Insiders to the school interpret the activity from different lenses, of course. In the past two weeks we have spoken to parents, the teacher, the principal and the academic director, about our concerns. No one we have spoken to can see anything wrong with the activity. In each case, their first response has been to assure us of the absence of any racial intent. No problem, as Americans we’re used to the “I didn’t mean to be racist therefore I’m not” argument. We assure them that we are not accusing anyone of racist intent, or any harmful intent whatsover, but that we are concerned about the implications and consequences of this activity for children in the school, especially children of Asian descent. They explain that the song comes from a traditional and popular villancico sung by the famous “Payasos de la Tele” (clowns of the television) in the 1970s.  One mother told me, “most of us parents in the school grew up with that song, and that’s why you won’t find anyone who sees anything wrong with it.” The Chinese immigrant parents, of course, did not grow up with that song, but it hadn’t occurred to anyone we talked to to ask what Chinese parents would think.  When we raised this question, we got some thoughtful “Hmm”s. The school staff admitted that they had some thinking to do, and agreed to make some modifications to the activity, for example, removing some of the hand gestures that had children pulling their eyes to make slanty-eyes (yes, that had initially been part of the song). But the overall sense I got from these conversations was that they (Spanish parents and educators) believe that we (Americans) have a ‘race problem’ which causes us to be overly sensitive and therefore unable to see the harmonious and agreeable nature of social relations in this school and Spain in general (people said as much in many different ways). So which view is right?

The real difference here is not between a Spanish and an American version of race relations. Many Americans would agree with the Spaniards that my husband and I were overreacting and that “political correctness” (the term actually used by one Spanish father to describe our reaction) was stifling harmless and spontaneous creative expression. The real difference, instead, lies between a critical view and an uncritical view of cultural representations; between a view that considers the role of historical context and power inequalities in cultural representation and asks who has the power to represent whom, and a view that does not.

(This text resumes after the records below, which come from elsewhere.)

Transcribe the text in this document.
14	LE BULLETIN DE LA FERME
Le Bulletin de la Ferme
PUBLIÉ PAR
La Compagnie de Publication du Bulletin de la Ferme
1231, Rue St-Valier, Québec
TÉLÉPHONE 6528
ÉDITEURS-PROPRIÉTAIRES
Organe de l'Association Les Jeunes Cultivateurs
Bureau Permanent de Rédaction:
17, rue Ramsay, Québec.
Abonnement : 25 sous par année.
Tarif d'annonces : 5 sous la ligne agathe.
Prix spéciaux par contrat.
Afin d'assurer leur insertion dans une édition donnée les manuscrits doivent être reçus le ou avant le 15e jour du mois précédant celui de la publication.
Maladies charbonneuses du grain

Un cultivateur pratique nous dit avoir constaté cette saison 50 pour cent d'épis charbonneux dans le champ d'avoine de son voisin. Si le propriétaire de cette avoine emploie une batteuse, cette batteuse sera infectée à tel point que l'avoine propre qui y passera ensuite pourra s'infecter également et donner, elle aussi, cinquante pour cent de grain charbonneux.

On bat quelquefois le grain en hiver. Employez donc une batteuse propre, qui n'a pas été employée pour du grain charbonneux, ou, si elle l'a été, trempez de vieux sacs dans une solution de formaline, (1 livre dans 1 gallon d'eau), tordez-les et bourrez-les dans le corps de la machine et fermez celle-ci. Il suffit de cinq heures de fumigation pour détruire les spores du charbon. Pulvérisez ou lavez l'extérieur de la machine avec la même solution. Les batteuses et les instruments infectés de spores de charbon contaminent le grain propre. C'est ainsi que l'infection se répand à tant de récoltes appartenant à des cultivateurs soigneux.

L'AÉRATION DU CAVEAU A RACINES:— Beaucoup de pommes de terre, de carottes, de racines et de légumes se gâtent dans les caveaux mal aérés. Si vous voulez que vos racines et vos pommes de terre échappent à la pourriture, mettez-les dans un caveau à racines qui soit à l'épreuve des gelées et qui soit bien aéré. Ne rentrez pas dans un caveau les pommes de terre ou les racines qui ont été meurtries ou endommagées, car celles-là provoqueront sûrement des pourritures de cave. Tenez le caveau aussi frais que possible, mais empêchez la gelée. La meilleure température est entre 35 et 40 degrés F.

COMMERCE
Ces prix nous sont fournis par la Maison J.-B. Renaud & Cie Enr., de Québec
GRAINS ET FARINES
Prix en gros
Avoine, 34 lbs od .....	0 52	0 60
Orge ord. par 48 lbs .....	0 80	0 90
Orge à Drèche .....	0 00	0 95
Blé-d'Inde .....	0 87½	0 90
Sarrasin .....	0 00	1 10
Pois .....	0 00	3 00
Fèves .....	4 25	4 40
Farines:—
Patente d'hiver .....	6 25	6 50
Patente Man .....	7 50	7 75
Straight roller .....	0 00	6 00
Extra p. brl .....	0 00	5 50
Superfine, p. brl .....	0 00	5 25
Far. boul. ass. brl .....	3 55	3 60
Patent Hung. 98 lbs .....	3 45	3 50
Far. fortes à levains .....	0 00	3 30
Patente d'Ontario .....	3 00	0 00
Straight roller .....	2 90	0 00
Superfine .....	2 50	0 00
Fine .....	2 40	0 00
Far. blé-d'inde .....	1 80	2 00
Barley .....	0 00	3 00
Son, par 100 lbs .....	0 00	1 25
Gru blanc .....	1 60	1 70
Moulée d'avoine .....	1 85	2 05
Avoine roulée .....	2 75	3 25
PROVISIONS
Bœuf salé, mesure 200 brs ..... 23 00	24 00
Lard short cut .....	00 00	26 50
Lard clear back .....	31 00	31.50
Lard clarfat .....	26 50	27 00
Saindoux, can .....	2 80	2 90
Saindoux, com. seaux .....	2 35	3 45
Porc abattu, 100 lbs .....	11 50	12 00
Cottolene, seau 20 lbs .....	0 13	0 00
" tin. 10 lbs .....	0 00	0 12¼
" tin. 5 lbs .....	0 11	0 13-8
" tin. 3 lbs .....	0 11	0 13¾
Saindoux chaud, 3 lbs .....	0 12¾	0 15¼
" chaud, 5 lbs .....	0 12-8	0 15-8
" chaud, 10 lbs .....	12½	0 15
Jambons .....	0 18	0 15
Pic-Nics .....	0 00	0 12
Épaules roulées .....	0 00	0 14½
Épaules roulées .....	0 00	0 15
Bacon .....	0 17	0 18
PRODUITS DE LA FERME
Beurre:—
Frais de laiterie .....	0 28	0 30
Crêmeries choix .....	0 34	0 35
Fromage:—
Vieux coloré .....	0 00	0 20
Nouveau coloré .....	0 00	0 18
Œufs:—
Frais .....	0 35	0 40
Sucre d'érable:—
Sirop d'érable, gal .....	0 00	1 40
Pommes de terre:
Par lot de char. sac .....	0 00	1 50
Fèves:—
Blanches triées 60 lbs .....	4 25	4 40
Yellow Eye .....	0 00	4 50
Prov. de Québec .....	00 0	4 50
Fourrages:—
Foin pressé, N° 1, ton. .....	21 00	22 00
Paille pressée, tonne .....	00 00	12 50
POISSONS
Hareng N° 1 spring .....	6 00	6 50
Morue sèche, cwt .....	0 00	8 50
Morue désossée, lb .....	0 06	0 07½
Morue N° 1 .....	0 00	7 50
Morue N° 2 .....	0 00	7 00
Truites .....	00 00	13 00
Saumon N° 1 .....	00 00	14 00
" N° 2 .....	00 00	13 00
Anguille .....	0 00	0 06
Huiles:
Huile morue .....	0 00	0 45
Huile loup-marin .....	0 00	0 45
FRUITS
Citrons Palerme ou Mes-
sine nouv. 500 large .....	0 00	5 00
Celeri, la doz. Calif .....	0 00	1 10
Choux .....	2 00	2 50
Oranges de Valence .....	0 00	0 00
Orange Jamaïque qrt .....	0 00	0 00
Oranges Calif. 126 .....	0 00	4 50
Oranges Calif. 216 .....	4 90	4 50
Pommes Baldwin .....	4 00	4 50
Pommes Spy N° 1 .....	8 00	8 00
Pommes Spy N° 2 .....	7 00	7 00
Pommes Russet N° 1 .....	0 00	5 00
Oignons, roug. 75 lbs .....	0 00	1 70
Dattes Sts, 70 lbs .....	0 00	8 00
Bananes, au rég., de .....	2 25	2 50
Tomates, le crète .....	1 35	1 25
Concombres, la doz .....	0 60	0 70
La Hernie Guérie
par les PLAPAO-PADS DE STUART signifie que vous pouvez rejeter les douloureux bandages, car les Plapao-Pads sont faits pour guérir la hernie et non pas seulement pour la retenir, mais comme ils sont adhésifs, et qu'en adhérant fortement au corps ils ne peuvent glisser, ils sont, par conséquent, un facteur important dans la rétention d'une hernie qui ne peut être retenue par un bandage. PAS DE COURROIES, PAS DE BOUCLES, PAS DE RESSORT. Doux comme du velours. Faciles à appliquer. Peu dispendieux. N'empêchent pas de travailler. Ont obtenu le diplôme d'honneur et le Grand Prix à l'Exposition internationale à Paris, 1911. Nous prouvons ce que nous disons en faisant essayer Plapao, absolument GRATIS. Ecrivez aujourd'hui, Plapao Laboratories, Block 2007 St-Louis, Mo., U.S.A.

While the uncritical view uses historical referents to justify dominant representations of minority cultures (the TV Clowns sang the song in the ‘70s, so it’s okay), the critical view uses historical context to question dominant representations (Chinese merchants have been the target of ‘cleansing’ campaigns in the recent past, so is it really a good idea to have children dress up as Chinese people by wearing garbage bags?). And as to the absence of racial intent, can any cultural image ever be innocent in the context of racial inequality?

On the question of what is the best way to parent a child in these circumstances, I remain uncertain. While I see mostly negative outcomes of allowing my daughter to participate in racially offensive stereotyping, I also see negative outcomes of forbidding her to participate and separating her from her classmates. It is a difficult situation, and I don’t claim to know what is best. On one thing I am clear, however. Between the critical and uncritical view, I will always choose the critical. To be uncritical is to be allow yourself to be swept by currents that have resulted in mass inequality and to disown your own capacity for independent thought, not to mention your responsibility to make change. I agree with Freire: to develop critical consciousness is our vocation as human beings. And yes, it is painful.